A novel reduced-order prioritized optimization method for radiation therapy treatment planning
Georgios Kalantzis and Aditya Apte, Memorial Sloan Kettering Cancer Center, USA
Volume 61, Issue 4, Page: 1062-1070
In this study, a novel reduced order prioritized algorithm is presented for optimization in radiation therapy treatment planning. The proposed method consists of three stages. In the first stage, the intensity space was sampled by solving a series of unconstrained optimization problems. The objective function of the first stage is expressed as a scalarized weighted sum of partial objectives for the target and organ at risk (OARs). Latin hypercube sampling was utilized to define the weights for each run of the unconstrained optimizations. In the second stage, principal component analysis (PCA) is applied to the solutions determined in the first stage to identify the major eigen modes in the intensities space, significantly reducing the number of independent variables.
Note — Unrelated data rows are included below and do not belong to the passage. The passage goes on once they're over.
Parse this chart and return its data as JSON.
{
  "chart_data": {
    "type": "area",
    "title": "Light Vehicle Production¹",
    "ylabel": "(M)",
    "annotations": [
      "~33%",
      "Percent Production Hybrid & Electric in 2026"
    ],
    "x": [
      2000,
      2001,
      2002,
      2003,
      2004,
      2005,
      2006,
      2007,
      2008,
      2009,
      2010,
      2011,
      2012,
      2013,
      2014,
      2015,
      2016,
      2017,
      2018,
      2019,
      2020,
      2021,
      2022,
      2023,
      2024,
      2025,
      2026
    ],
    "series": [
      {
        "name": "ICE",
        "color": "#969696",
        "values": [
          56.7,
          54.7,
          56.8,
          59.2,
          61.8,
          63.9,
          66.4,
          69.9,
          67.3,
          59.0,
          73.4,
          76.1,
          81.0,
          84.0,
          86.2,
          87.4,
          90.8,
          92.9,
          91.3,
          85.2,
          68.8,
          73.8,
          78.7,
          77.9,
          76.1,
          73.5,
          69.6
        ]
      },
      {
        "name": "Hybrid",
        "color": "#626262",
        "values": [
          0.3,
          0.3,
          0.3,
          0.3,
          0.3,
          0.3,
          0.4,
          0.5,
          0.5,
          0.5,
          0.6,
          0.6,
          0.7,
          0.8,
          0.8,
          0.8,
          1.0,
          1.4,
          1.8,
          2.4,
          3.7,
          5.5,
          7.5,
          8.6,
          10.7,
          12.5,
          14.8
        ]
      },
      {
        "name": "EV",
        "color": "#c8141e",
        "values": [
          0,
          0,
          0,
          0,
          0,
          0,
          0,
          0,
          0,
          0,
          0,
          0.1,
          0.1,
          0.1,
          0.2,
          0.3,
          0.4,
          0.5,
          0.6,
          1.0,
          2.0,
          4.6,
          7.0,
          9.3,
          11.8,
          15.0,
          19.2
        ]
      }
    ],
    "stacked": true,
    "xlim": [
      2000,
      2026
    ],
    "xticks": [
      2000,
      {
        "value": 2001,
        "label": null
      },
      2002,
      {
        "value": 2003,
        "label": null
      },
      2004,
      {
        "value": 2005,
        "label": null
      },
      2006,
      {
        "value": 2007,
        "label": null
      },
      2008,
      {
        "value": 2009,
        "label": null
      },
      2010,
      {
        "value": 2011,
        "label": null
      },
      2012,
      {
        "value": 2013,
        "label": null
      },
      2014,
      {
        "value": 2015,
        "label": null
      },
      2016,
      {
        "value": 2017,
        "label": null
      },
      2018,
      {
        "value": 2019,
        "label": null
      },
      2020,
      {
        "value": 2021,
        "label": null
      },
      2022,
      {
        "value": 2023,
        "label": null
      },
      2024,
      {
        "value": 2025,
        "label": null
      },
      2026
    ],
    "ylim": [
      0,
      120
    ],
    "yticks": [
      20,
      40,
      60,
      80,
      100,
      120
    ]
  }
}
In the third stage, treatment planning goals/objectives are prioritized, and the problem is solved in the reduced order space. After each objective is optimized, that objective function is converted into a constraint for the lower-priority objectives. In the current formulation, a slip factor is used to relax the hard constraints for planning target volume (PTV) coverage. The applicability of the proposed method is demonstrated for one prostate and one lung IMRT treatment plan. Upon completion of the sequential prioritized optimization, the mean dose at the rectum and bladder was reduced by 21.3% and 22.4% respectively. Additionally, we investigated the effect of the slip factor ‘s’ on PTV coverage and we found minimal degradation of the tumor dose (~4%). Finally the speed up factors upon the dimensionality reduction was as high as 49.9 without compromising the quality of the results.